Nous passâmes la nuit dans une baraque, à l'abri du vent et de la pluie, et nous repartîmes le cœur serré, tôt au matin. Des ruines, des ruines toujours... Voici Orchies, puis la Belgique, Tournai, Ath, et enfin Lanquesaint... J'y retrouve mes parents. Je ne sentais plus la fatigue des longues marches à travers une région sans routes. La joie de presser sur mon cœur ma mère et mon père me donnait des forces nouvelles. Les quatre ans de séparation, les inquiétudes mortelles, toutes les vicissitudes et les dangers, je les oubliai instantanément. Je sortais d'un cauchemar, la vie allait reprendre.

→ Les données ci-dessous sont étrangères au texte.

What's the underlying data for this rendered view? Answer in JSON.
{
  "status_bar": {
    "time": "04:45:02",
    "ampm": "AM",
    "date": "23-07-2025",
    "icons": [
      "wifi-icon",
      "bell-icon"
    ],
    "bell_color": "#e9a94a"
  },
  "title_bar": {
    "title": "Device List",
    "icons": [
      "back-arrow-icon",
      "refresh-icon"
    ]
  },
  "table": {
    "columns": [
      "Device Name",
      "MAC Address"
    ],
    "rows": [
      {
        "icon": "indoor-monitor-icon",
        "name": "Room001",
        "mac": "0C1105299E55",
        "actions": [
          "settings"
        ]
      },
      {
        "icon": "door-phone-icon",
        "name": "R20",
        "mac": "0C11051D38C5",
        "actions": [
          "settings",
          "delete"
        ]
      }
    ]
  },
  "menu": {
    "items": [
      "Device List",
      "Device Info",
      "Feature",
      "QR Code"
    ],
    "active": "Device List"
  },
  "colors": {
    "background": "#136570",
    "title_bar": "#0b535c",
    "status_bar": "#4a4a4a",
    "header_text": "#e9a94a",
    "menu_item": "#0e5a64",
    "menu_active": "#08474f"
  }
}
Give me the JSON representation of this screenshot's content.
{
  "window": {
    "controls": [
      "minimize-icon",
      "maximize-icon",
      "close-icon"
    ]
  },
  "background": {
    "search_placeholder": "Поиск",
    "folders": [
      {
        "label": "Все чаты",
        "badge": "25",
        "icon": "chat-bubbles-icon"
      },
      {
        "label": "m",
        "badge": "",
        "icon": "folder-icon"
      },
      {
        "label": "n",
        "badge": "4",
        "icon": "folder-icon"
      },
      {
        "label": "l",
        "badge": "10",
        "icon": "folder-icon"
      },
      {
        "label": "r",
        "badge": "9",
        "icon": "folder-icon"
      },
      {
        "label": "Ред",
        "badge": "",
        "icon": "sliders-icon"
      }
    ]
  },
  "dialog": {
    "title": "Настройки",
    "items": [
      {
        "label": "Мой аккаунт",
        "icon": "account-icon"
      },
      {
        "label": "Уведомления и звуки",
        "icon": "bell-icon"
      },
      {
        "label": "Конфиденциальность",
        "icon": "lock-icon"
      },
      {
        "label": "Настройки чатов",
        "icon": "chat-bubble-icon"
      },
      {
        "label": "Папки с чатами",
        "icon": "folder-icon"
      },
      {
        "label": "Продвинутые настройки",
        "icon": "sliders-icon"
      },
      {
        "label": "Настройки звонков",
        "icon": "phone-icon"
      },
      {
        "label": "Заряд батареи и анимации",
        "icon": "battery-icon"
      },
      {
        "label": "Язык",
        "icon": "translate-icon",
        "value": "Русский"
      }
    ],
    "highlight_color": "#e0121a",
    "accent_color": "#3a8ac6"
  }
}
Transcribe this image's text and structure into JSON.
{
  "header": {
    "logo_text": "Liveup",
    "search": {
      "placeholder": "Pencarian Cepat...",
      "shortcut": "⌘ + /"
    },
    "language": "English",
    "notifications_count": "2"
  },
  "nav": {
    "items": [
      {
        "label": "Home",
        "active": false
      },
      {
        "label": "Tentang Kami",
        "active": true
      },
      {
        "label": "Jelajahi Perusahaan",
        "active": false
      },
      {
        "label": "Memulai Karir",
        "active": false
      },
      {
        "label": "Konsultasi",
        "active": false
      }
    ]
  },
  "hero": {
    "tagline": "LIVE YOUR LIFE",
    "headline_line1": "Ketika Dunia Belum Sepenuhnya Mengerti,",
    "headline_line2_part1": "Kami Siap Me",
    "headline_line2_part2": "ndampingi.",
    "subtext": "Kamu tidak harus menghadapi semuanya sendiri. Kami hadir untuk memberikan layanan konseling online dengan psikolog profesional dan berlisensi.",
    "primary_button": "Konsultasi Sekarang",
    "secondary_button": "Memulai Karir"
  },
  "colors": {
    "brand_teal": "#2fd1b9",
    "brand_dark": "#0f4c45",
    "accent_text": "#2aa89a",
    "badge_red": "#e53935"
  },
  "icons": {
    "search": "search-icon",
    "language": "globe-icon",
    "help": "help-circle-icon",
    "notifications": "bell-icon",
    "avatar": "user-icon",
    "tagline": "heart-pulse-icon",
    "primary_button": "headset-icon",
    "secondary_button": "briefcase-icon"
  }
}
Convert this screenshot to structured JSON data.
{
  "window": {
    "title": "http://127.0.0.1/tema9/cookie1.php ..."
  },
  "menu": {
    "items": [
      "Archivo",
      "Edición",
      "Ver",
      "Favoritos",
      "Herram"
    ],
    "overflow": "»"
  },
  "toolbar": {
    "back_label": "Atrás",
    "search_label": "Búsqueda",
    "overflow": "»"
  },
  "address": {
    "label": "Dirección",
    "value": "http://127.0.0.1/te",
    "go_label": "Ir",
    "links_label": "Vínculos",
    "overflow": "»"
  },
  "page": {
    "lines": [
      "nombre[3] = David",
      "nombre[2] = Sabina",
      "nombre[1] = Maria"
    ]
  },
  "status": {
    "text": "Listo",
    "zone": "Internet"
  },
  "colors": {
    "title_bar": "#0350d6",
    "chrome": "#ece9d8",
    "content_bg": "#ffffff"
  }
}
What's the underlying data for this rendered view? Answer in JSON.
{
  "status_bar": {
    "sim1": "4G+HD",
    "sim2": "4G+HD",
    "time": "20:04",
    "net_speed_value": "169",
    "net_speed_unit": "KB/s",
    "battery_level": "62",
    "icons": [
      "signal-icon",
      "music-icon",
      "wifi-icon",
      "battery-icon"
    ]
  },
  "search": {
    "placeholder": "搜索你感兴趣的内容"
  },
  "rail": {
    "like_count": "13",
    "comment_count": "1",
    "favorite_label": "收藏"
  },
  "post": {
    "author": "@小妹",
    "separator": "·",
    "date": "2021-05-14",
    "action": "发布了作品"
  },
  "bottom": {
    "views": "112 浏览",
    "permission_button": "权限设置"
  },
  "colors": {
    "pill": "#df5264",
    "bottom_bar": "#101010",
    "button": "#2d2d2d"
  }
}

Le 3 janvier 1919, nous revenions à Noyelles. Dans les décombres, nous nous remîmes courageusement au travail.

Je fus d'abord embauché pour la reconstruction du chemin de fer de Lens à Douai, puis j'entrai de nouveau à la fosse nº 4 des mines de Dourges.

De plus en plus, je me passionnais pour l'action syndicale, pour la lutte politique. Là aussi, je sentais que tout était à refaire.

Chaque samedi, je vendais le journal syndical La Tribune : quelle joie le jour où j'en écoulai 324 exemplaires !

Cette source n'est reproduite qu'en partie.